The speed of convergence of iterative numerical algorithms for solving SPD systems (e.g., Conjugate Gradient method [18]) depends crucially on condition number. On the other hand, if we decide to solve the problem using the direct method (e.g., Gauss elimination method), we hit the finite limits of arithmetical operation. To be more specific, at some point in the process, we have to divide by large number on a diagonal. We can conclude that with decreasing $\epsilon$, it is harder to solve the system precisely.
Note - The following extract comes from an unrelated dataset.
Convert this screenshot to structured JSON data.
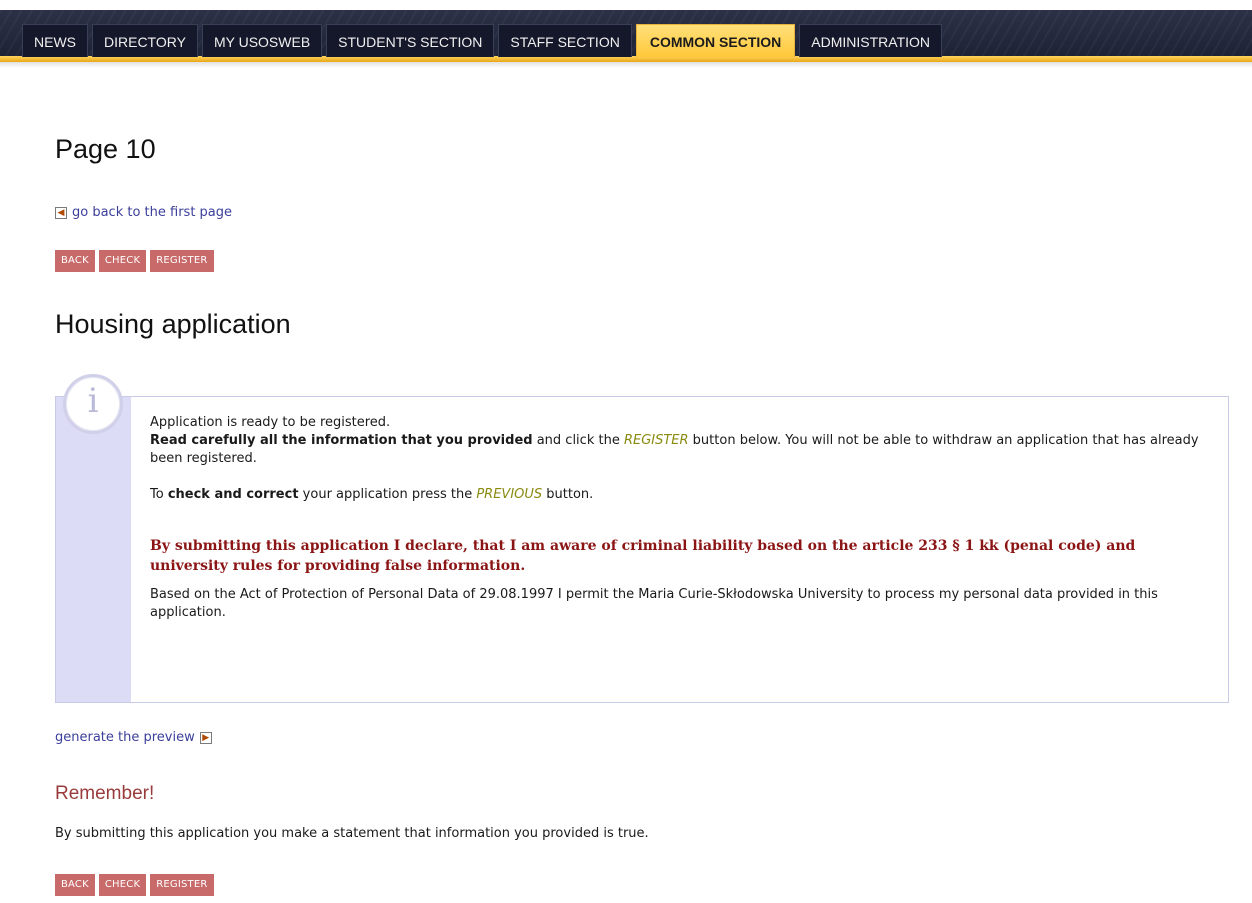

On the other hand, the dual algorithm is not using any regularization, and therefore it is not necessary to tune this parameter to obtain the optimal ratio between the condition number of the corresponding matrix and the error of approximation. However, this approach has a big price: the assembly of the dual problem. In dual problem (49), one has to compute the inverse of the Hessian matrix, which typically scales with $\mathcal{O}\left(n^3\right)$. In our benchmarks, the Hessian matrix is sparse with a suitable structure to obtain scaling $\mathrm{O}\left(n^2\right)$, see results from Benchmark 1 presented in Figure 6 (right), as well as solution of Benchmark 3 presented in Figure 8 (right). In comparison to the regularization method, the computation of inverse is at some point the bottleneck of the dual problem approach, and the method is slower than the regularization approach, see Figure 7 (right). It is necessary to mention that there exist techniques to avoid the computation of the inverse, e.g., the factorization or the matrix-free implementation [21]. Additionally, the reconstruction of primal solution from dual solution (48) can be performed as a solution of a system of linear equations instead of the multiplication with a dense inverse matrix. This is the reason why (using our naive implementation) the reconstruction step scales with $\mathcal{O}\left(n^2\right)$ in Figure 8.
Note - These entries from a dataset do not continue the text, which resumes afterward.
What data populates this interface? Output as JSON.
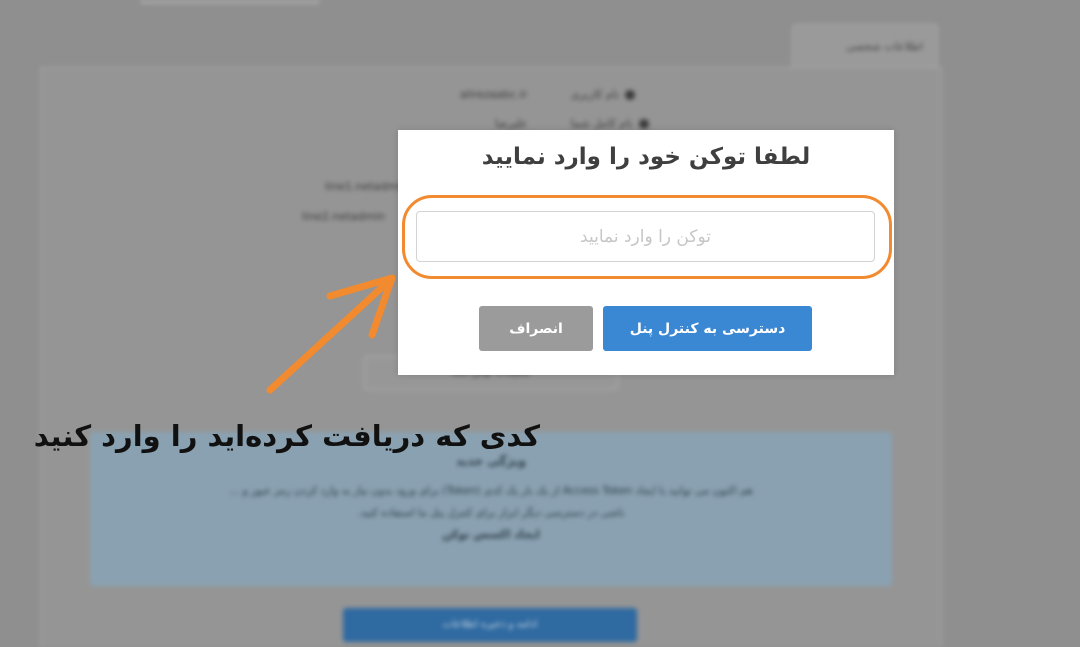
{
  "background": {
    "tab_label": "اطلاعات شخصی",
    "rows": [
      {
        "label": "نام کاربری",
        "value": "alirezaabc.ir"
      },
      {
        "label": "نام کامل شما",
        "value": "علیرضا"
      },
      {
        "label": "",
        "value": "line1.netadmin"
      },
      {
        "label": "",
        "value": "line2.netadmin"
      }
    ],
    "button_group_label": "تنظیمات توکن شما",
    "info_box": {
      "title": "ویژگی جدید",
      "paragraph_1": "هم اکنون می توانید با ایجاد Access Token از یک بار یک کدی (Token) برای ورود بدون نیاز به وارد کردن رمز عبور و ...",
      "paragraph_2": "ناشی در دسترسی دیگر ابزار برای کنترل پنل ما استفاده کنید.",
      "link_text": "ایجاد اکسس توکن"
    },
    "bottom_button_label": "ادامه و ذخیره اطلاعات"
  },
  "modal": {
    "title": "لطفا توکن خود را وارد نمایید",
    "input_value": "",
    "input_placeholder": "توکن را وارد نمایید",
    "access_button_label": "دسترسی به کنترل پنل",
    "cancel_button_label": "انصراف"
  },
  "annotation": {
    "caption": "کدی که دریافت کرده‌اید را وارد کنید",
    "color": "#f28a2f"
  },
  "colors": {
    "primary_button": "#3a87d4",
    "cancel_button": "#9b9b9b",
    "overlay": "#8f8f8f"
  }
}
It is necessary to highlight that we did not solve Benchmark 3 with the regularization method. For multiple obstacle points, the number of corresponding equations (43) would be equal to the number of all combinations of Table 1 constructed for each obstacle point. This number scales exponentially with the number of obstacle nodes. For instance, in the case of 4 points, we would have to solve $9^4$ systems of linear equations (43). On the other hand, the dual problem is a much more efficient approach: increasing the number of obstacle points increases the size of the dual problem linearly.

4. Conclusions

In this paper, we presented both the theoretical and practical aspects of solving the bending problem of the beam: starting from variational formulation, discussing the discretization by Finite Element Method, and ending with numerical methods for solving the corresponding optimization problem. Our numerical experiments revealed the advantages and disadvantages of the two most basic techniques for dealing with the non-differentiable friction term in objective function: the regularization method and the dual problem approach.
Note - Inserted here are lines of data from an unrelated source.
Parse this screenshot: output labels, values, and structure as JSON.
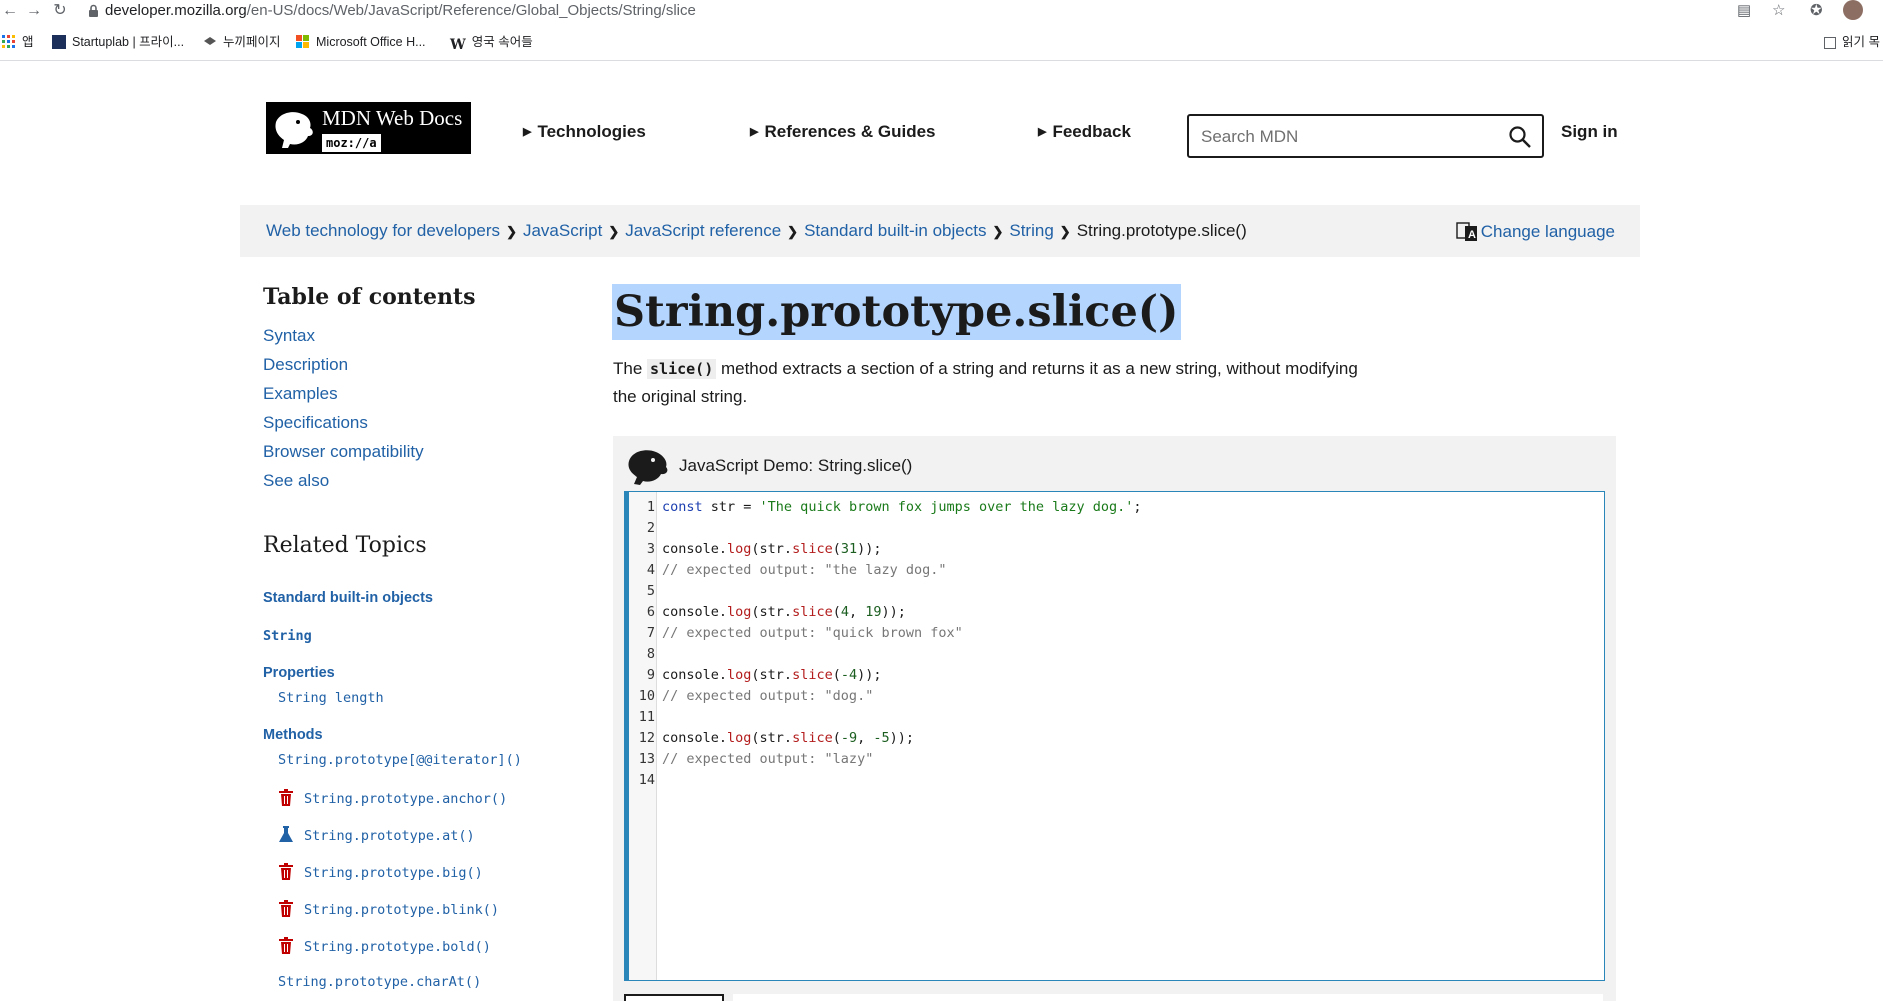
{
  "browser": {
    "url_host": "developer.mozilla.org",
    "url_path": "/en-US/docs/Web/JavaScript/Reference/Global_Objects/String/slice",
    "bookmarks": [
      {
        "label": "앱",
        "icon": "apps-grid-icon"
      },
      {
        "label": "Startuplab | 프라이...",
        "icon": "startuplab-favicon"
      },
      {
        "label": "누끼페이지",
        "icon": "layers-favicon"
      },
      {
        "label": "Microsoft Office H...",
        "icon": "microsoft-favicon"
      },
      {
        "label": "영국 속어들",
        "icon": "w-favicon"
      }
    ],
    "reading_list_label": "읽기 목"
  },
  "header": {
    "logo_title": "MDN Web Docs",
    "logo_sub": "moz://a",
    "nav": [
      "Technologies",
      "References & Guides",
      "Feedback"
    ],
    "search_placeholder": "Search MDN",
    "signin": "Sign in"
  },
  "breadcrumb": {
    "items": [
      "Web technology for developers",
      "JavaScript",
      "JavaScript reference",
      "Standard built-in objects",
      "String"
    ],
    "current": "String.prototype.slice()",
    "change_language": "Change language"
  },
  "toc": {
    "title": "Table of contents",
    "items": [
      "Syntax",
      "Description",
      "Examples",
      "Specifications",
      "Browser compatibility",
      "See also"
    ]
  },
  "related": {
    "title": "Related Topics",
    "builtins": "Standard built-in objects",
    "string": "String",
    "properties_h": "Properties",
    "properties": [
      "String length"
    ],
    "methods_h": "Methods",
    "methods": [
      {
        "label": "String.prototype[@@iterator]()",
        "icon": ""
      },
      {
        "label": "String.prototype.anchor()",
        "icon": "trash-deprecated-icon"
      },
      {
        "label": "String.prototype.at()",
        "icon": "flask-experimental-icon"
      },
      {
        "label": "String.prototype.big()",
        "icon": "trash-deprecated-icon"
      },
      {
        "label": "String.prototype.blink()",
        "icon": "trash-deprecated-icon"
      },
      {
        "label": "String.prototype.bold()",
        "icon": "trash-deprecated-icon"
      },
      {
        "label": "String.prototype.charAt()",
        "icon": ""
      }
    ]
  },
  "main": {
    "title": "String.prototype.slice()",
    "intro_before": "The ",
    "intro_code": "slice()",
    "intro_after": " method extracts a section of a string and returns it as a new string, without modifying the original string.",
    "demo_title": "JavaScript Demo: String.slice()"
  },
  "code_lines": [
    "const str = 'The quick brown fox jumps over the lazy dog.';",
    "",
    "console.log(str.slice(31));",
    "// expected output: \"the lazy dog.\"",
    "",
    "console.log(str.slice(4, 19));",
    "// expected output: \"quick brown fox\"",
    "",
    "console.log(str.slice(-4));",
    "// expected output: \"dog.\"",
    "",
    "console.log(str.slice(-9, -5));",
    "// expected output: \"lazy\"",
    ""
  ],
  "colors": {
    "link": "#2161a6",
    "selection": "#b4d5fe",
    "editor_border": "#2a86b8",
    "deprecated_icon": "#c00000"
  }
}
The performance and efficiency of the regularization method depend on the a priori chosen parameter. If this parameter is large, the approximation of the original function is not sufficient, and consequently the solution of the approximated problem can be wrong. If the parameter is small, the corresponding problem is ill-conditioned and hard to solve. Additionally, in the case of the problem with more obstacle points, this approach becomes practically inapplicable.

The method of dual problem transforms the problem onto the problem of Lagrange multipliers. The size of the problem is equal to the number of defined friction conditions in the original problem. However, the transformation requires the computation with the inverse of the Hessian matrix of the original problem.

Nevertheless, the explicit computation of the inverse matrix can be avoided using smart implementation techniques. This will be the topic of our future research.